La mayor parte de los límites impuestos por el acuerdo del martes no afectarán inmediatamente a Juul, que dejó de hacer fiestas, regalos y otras promociones después de estar bajo escrutinio hace varios años.
El uso de cigarrillos electrónicos por parte de los adolescentes se disparó tras el lanzamiento de Juul en 2015, lo que llevó a la Administración de Alimentos y Medicamentos de Estados Unidos a declarar una «epidemia» de consumo de cigarrillos por parte de menores de edad. Los expertos en salud dijeron que el aumento sin precedentes corría el riesgo de enganchar a una generación de jóvenes a la nicotina.
Pero desde 2019 Juul se ha retirado en su mayor parte, abandonando toda la publicidad en Estados Unidos y retirando sus sabores de frutas y caramelos de los estantes de las tiendas.
El mayor golpe llegó a principios de este verano cuando la FDA se movió para prohibir todos los cigarrillos electrónicos Juul del mercado. Juul recurrió a los tribunales y la FDA ha reabierto su examen científico de la tecnología de la empresa.
La revisión de la FDA forma parte de un amplio esfuerzo de los reguladores por someter a escrutinio a la multimillonaria industria del vapeo tras años de retrasos. La agencia ha autorizado un puñado de cigarrillos electrónicos de los competidores de Juul para los fumadores adultos que buscan una alternativa menos dañina.
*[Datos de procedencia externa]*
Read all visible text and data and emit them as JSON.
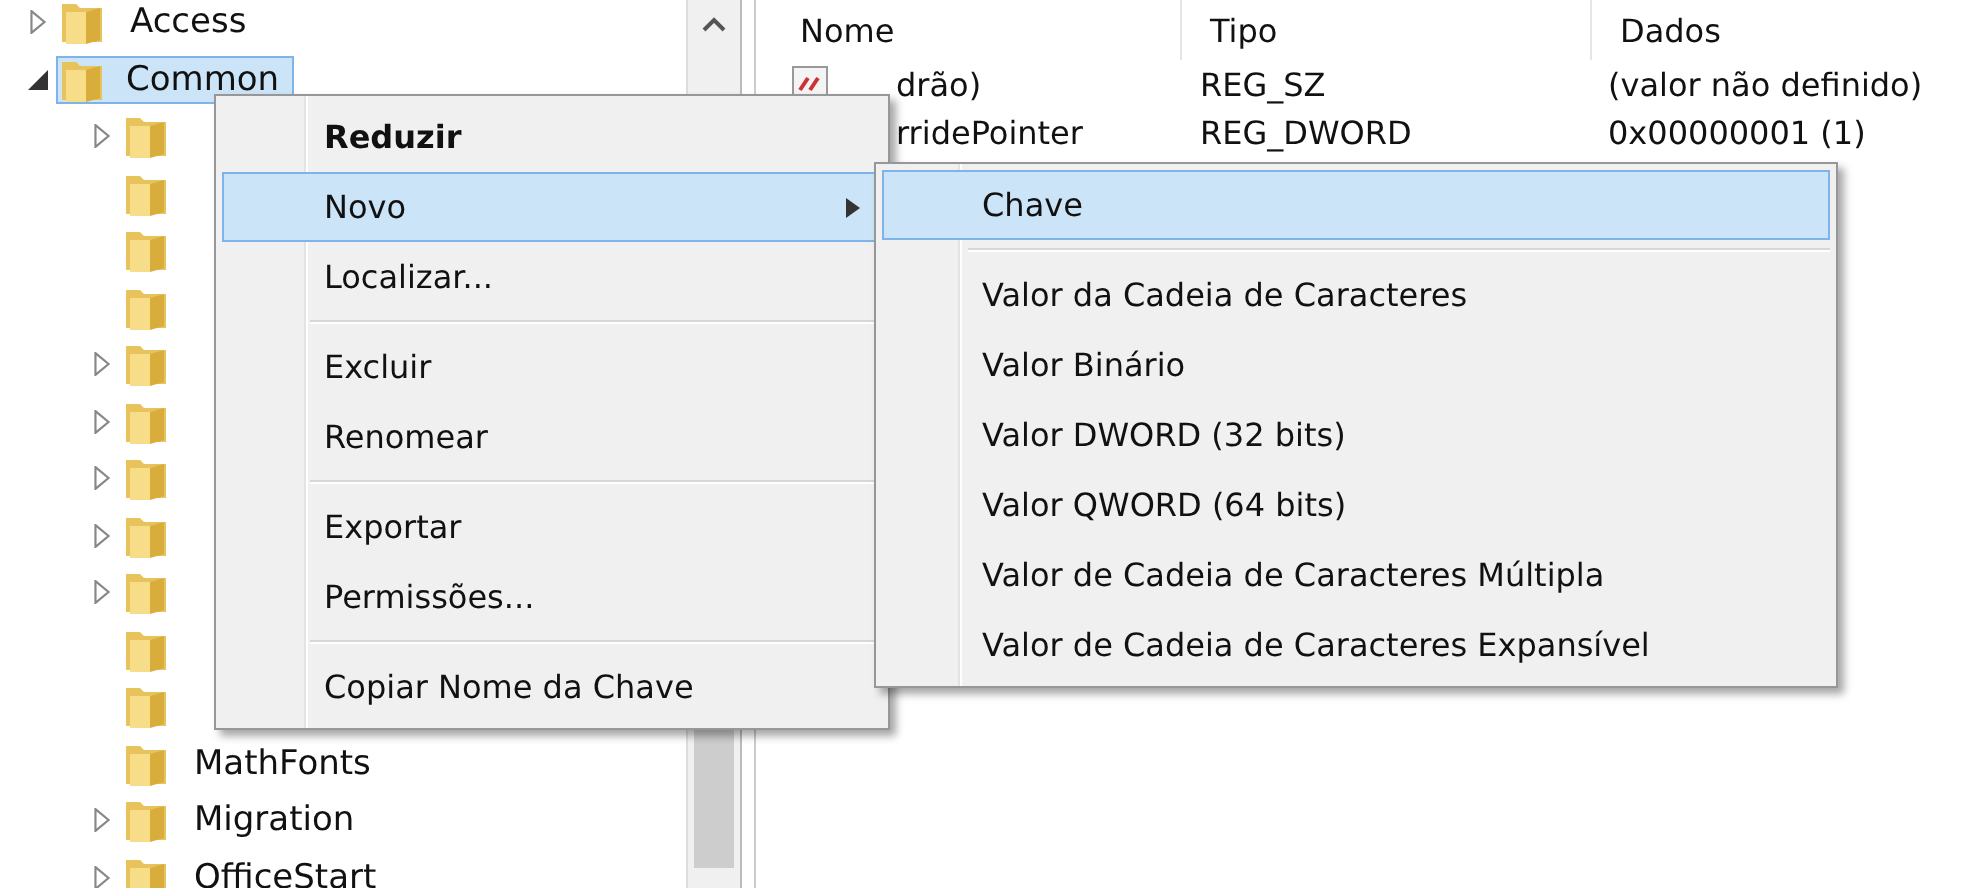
{
  "tree": {
    "items": [
      {
        "label": "Access",
        "expanded": false,
        "selected": false
      },
      {
        "label": "Common",
        "expanded": true,
        "selected": true,
        "children": [
          {
            "expanded": false,
            "selected": false
          },
          {
            "selected": false
          },
          {
            "selected": false
          },
          {
            "selected": false
          },
          {
            "expanded": false,
            "selected": false
          },
          {
            "expanded": false,
            "selected": false
          },
          {
            "expanded": false,
            "selected": false
          },
          {
            "expanded": false,
            "selected": false
          },
          {
            "expanded": false,
            "selected": false
          },
          {
            "selected": false
          },
          {
            "selected": false
          },
          {
            "label": "MathFonts",
            "selected": false
          },
          {
            "label": "Migration",
            "expanded": false,
            "selected": false
          },
          {
            "label": "OfficeStart",
            "expanded": false,
            "selected": false
          }
        ]
      }
    ]
  },
  "values_table": {
    "columns": [
      "Nome",
      "Tipo",
      "Dados"
    ],
    "rows": [
      {
        "name": "drão)",
        "type": "REG_SZ",
        "data": "(valor não definido)"
      },
      {
        "name": "rridePointer",
        "type": "REG_DWORD",
        "data": "0x00000001 (1)"
      }
    ]
  },
  "context_menu": {
    "items": [
      {
        "kind": "item",
        "label": "Reduzir",
        "bold": true,
        "selected": false,
        "submenu": false
      },
      {
        "kind": "item",
        "label": "Novo",
        "bold": false,
        "selected": true,
        "submenu": true
      },
      {
        "kind": "item",
        "label": "Localizar...",
        "bold": false,
        "selected": false,
        "submenu": false
      },
      {
        "kind": "separator"
      },
      {
        "kind": "item",
        "label": "Excluir",
        "bold": false,
        "selected": false,
        "submenu": false
      },
      {
        "kind": "item",
        "label": "Renomear",
        "bold": false,
        "selected": false,
        "submenu": false
      },
      {
        "kind": "separator"
      },
      {
        "kind": "item",
        "label": "Exportar",
        "bold": false,
        "selected": false,
        "submenu": false
      },
      {
        "kind": "item",
        "label": "Permissões...",
        "bold": false,
        "selected": false,
        "submenu": false
      },
      {
        "kind": "separator"
      },
      {
        "kind": "item",
        "label": "Copiar Nome da Chave",
        "bold": false,
        "selected": false,
        "submenu": false
      }
    ]
  },
  "submenu": {
    "items": [
      {
        "kind": "item",
        "label": "Chave",
        "selected": true
      },
      {
        "kind": "separator"
      },
      {
        "kind": "item",
        "label": "Valor da Cadeia de Caracteres",
        "selected": false
      },
      {
        "kind": "item",
        "label": "Valor Binário",
        "selected": false
      },
      {
        "kind": "item",
        "label": "Valor DWORD (32 bits)",
        "selected": false
      },
      {
        "kind": "item",
        "label": "Valor QWORD (64 bits)",
        "selected": false
      },
      {
        "kind": "item",
        "label": "Valor de Cadeia de Caracteres Múltipla",
        "selected": false
      },
      {
        "kind": "item",
        "label": "Valor de Cadeia de Caracteres Expansível",
        "selected": false
      }
    ]
  }
}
Mientras que el marketing inicial de Juul se centraba en los consumidores jóvenes y urbanos, la empresa ha pasado a presentar su producto como una fuente de nicotina alternativa para los fumadores de más edad.
Juul ha acordado abstenerse de una serie de prácticas de marketing como parte del acuerdo. Entre ellas, no utilizar dibujos animados, no pagar a personas influyentes en las redes sociales, no mostrar a personas menores de 35 años, no anunciarse en vallas publicitarias ni en el transporte público y no colocar anuncios en ningún punto de venta a menos que el 85% de su audiencia sea adulta.
El acuerdo también incluye restricciones sobre los lugares en los que se pueden colocar los productos Juul en las tiendas, la verificación de la edad en todas las ventas y límites a las ventas en línea y al por menor.
Juul vendía inicialmente sus cápsulas con alto contenido en nicotina en sabores como mango, menta y crema. Los productos se convirtieron en un azote en los institutos de Estados Unidos, donde los estudiantes fumaban en los baños y pasillos entre clases.
Pero los datos de una reciente encuesta federal muestran que los adolescentes se han ido alejando de ellos. La mayoría de los adolescentes prefieren ahora los cigarrillos electrónicos desechables, algunos de los cuales se siguen vendiendo con sabores dulces y afrutados.
En general, la encuesta mostró un descenso de casi el 40% en la tasa de consumo de cigarrillos por parte de los adolescentes, ya que muchos niños se vieron obligados a aprender desde casa durante la pandemia. Aun así, los funcionarios federales advirtieron sobre la interpretación de los resultados, ya que por primera vez se recogieron en línea, en lugar de en las aulas.